Nada mais dominava o pensamento dos hipotéticos padrinhos – assim o permitissem serem-no, efectivamente, a graça divina – senão o terror.

Já com alguma idade, esse esperançoso par lembrava-se de ter ouvido da boca de um padre velhinho de quem se dizia ser pai de onze filhos, que um papa chamado Bento XIV e outros seus sucedâneos aprovaram o baptismo de fetos e abortos, bem como dos fetos de mulheres grávidas mortas, aos quais faziam chegar a água benta através de um sifão especial ou de uma cesariana.

O medo era tão grande que chegaram a arranjar fórmulas especiais para baptizar abortos ainda sem forma humana ou mesmo aberrações e monstruosidades resultantes de distracções ou falhas nos cálculos divinos.

Já a meio do caminho da igreja, os corações dos dois estafetas salvadores quase pararam ao sentir que nada pulsava naquele montinho de carne.

Apertaram-no contra o peito e deram-lhe algumas palmadinhas suaves, não fossem acabar com o sopro de vida em que ainda acreditavam.

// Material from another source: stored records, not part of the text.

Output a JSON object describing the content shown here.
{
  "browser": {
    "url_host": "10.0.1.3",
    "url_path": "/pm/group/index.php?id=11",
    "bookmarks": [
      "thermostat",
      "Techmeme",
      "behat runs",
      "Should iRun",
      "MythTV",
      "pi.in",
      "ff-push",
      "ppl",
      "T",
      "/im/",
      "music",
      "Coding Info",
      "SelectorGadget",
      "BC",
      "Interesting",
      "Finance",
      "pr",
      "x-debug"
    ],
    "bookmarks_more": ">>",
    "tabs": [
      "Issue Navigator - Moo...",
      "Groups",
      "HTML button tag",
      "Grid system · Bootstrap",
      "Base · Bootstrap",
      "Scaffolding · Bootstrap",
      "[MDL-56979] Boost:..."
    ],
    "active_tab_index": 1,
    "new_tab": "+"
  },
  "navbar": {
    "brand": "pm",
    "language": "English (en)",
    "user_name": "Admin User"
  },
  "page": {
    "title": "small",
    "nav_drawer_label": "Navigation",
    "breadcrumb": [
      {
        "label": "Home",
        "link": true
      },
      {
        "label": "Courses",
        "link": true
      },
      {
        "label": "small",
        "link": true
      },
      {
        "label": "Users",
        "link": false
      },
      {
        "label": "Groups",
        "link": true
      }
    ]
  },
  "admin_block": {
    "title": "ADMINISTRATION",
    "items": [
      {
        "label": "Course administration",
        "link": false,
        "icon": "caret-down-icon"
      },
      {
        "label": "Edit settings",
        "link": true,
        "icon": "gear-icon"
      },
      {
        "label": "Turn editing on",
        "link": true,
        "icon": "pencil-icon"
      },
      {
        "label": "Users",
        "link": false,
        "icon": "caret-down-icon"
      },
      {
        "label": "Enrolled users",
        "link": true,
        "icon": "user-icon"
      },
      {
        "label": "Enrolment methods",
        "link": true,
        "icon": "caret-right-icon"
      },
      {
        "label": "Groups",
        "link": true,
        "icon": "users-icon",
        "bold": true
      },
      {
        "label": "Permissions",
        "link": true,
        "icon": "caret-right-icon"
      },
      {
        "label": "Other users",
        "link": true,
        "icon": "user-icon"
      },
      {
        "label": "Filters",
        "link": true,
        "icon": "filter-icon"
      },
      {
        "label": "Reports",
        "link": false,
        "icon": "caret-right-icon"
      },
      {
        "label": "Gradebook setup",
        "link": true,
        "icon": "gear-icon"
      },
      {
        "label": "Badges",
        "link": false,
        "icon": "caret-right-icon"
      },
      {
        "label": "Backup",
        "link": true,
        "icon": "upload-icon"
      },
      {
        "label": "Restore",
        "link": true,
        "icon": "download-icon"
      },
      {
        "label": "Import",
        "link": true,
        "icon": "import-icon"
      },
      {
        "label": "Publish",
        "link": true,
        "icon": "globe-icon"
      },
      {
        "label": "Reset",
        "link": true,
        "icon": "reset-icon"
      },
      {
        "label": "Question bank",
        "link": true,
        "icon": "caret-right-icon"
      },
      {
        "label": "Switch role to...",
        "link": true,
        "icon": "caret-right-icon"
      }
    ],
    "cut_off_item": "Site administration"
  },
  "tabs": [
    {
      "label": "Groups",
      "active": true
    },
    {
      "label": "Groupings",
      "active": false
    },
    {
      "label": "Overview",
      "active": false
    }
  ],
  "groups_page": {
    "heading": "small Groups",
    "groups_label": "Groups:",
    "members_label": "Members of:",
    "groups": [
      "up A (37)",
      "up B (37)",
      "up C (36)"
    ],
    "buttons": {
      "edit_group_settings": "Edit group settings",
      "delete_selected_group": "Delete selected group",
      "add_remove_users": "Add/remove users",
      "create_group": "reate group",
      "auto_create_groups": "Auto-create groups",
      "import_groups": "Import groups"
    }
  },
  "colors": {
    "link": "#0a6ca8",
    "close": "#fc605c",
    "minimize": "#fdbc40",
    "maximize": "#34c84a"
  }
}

Aquele minúsculo projecto, à falta de melhor resposta, reagiu com o intestinal ruído que precede ou acompanha uma pequena dejecção de ferrado, o que aliviou um tanto os padrinhos, embora soubessem que esse facto não constituía, propriamente, uma manifestação de vida.

No último minuto, provavelmente já na fronteira do entroncamento onde divergem os caminhos do céu e do inferno, o nascituro usou pela primeira vez as cordas vocais soltando um pequeno gemido que logo se fez choro convulso ao sentir a água benta e fria na cabeça.

Crê-se, hoje, que não fora a água fria mas o nome que pretenderam dar-lhe a razão do seu choro.

Era como que voltar à estaca zero, uma espécie de restitutio ad integrum do pecado original, tornando inútil toda aquela corrida para a pia da salvação.

Os seus gritos devem ter ecoado como ribombante trovão para lá dos séculos, no ex-paraíso, hoje deserto, no lugar onde os pais da humanidade condenada, não sabendo para que servia aquilo que tinham entre as pernas, pagaram com a perda da felicidade eterna o terem-no descoberto.

Para que ele parasse de chorar, não tiveram outro remédio senão esquecer o nome.

A força do sacramento venceu, o diabo recuou, enfiou o rabo entre as pernas, e assim o detergente divino, limpando a nódoa do pecado original, deu ao mundo mais um cristão.

Comments


  1. 🙂

  2. xico says:

    Uma história interessante e engraçada. No entanto, desde pequenino que sei que o baptismo, em caso de urgência, pode ser feito por qualquer baptizado.


  3. Fantástico o conto e fantástico o que se lê nas entrelinhas! 🙂

    Mais uma vez, parabéns, caro Adão!